Thursday, November 1, 1984, 8:00 pm
The Other Side: European Avant-Garde Cinema 1960-1980
Program III: West Germany. Co-sponsored by the Goethe Institute. Guest curated by Regina Cornwell/Organized by the American Federation of the Arts
The Other Side surveys and celebrates 20 years of Europe’s longest and most fertile period of avant-garde filmmaking, from 1960-1980. In collaboration with the Pacific Film Archive, this 10-part series features many films never before seen in the U.S. Five of the programs will be shown at P.F.A. and the remaining five at the Cinematheque. This series was guest- curated by critic Regina Cornwall.

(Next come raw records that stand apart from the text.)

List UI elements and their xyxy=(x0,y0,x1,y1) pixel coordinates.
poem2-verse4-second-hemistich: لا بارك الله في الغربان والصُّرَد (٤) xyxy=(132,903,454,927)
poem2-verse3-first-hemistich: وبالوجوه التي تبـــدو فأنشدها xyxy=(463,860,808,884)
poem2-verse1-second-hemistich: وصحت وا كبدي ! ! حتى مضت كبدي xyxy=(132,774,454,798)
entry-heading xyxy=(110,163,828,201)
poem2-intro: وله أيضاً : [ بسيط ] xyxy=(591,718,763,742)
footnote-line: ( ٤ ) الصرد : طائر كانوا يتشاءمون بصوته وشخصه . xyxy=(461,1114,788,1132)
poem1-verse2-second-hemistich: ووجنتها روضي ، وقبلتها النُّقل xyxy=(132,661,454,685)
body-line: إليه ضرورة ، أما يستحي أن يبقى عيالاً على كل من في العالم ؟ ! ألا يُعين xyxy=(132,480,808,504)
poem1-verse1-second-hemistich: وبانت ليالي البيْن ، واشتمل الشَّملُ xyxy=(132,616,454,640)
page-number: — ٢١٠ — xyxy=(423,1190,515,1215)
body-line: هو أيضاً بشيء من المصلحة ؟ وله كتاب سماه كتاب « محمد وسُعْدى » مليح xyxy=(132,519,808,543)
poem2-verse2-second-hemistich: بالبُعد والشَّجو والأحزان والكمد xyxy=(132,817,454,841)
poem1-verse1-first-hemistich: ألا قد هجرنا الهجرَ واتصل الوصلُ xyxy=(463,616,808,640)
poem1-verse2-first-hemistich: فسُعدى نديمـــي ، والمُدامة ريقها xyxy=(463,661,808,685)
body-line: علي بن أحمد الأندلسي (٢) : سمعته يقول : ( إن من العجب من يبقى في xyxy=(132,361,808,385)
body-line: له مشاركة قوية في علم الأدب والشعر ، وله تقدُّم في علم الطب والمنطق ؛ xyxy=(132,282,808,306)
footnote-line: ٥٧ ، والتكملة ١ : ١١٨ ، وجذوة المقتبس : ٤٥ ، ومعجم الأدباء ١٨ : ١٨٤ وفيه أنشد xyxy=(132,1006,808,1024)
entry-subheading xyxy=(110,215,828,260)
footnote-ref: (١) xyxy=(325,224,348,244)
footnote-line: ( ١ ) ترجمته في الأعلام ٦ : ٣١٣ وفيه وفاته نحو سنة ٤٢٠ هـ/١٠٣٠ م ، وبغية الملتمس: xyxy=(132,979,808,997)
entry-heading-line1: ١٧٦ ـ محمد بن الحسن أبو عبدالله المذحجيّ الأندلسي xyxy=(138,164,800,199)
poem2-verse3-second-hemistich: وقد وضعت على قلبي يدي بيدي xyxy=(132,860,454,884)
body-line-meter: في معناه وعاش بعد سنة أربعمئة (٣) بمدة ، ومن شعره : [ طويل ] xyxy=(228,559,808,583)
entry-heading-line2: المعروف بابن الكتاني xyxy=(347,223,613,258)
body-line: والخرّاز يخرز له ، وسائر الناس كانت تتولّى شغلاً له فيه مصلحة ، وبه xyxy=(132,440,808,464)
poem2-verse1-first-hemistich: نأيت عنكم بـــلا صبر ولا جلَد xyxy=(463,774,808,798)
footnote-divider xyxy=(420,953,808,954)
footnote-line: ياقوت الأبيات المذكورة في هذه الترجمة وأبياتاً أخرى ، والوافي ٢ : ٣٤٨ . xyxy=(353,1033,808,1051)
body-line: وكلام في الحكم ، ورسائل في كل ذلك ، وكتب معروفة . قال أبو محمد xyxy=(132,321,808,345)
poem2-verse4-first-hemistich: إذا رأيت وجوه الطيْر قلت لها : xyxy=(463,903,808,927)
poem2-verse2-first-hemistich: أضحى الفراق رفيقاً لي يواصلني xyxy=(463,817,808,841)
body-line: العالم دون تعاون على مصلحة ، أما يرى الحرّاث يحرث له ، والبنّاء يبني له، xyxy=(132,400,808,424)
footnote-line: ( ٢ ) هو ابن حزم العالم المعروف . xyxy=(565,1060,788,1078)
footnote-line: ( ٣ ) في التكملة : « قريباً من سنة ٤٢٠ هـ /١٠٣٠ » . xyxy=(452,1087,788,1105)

Lawale, Dore O. Nekes (1969). The milieu of the “petit bourgeois” is critically reappraised through formal tableaux, disjunctive sound and the presence of O herself.
Selbstschüsse (Self-Shooting), Lutz Mommartz (1967). Self-Shooting “parodies the preoccupation with the self-reflexive in cinema,” a mounting fascination in the late ‘60s. As both subject and object, Mommartz “joins his camera antics with a potpourri of program music, to both heighten and lighten his parody.”
Dallas-Texas-After The Goldrush, Klaus Wyborny (1970-71). Reflecting Wyborny’s interest in primitive cinema, the film illustrates possible storylines that are hinted at but never developed. That becomes the task of the viewer.
Italienisches Capriccio, Viado Kristl (1969). Kristl uses a Dadaist style to deal with the subject of militarism, pointing up the ways in which it is perceived as a rational necessity, yet is brought into play in irrational ways.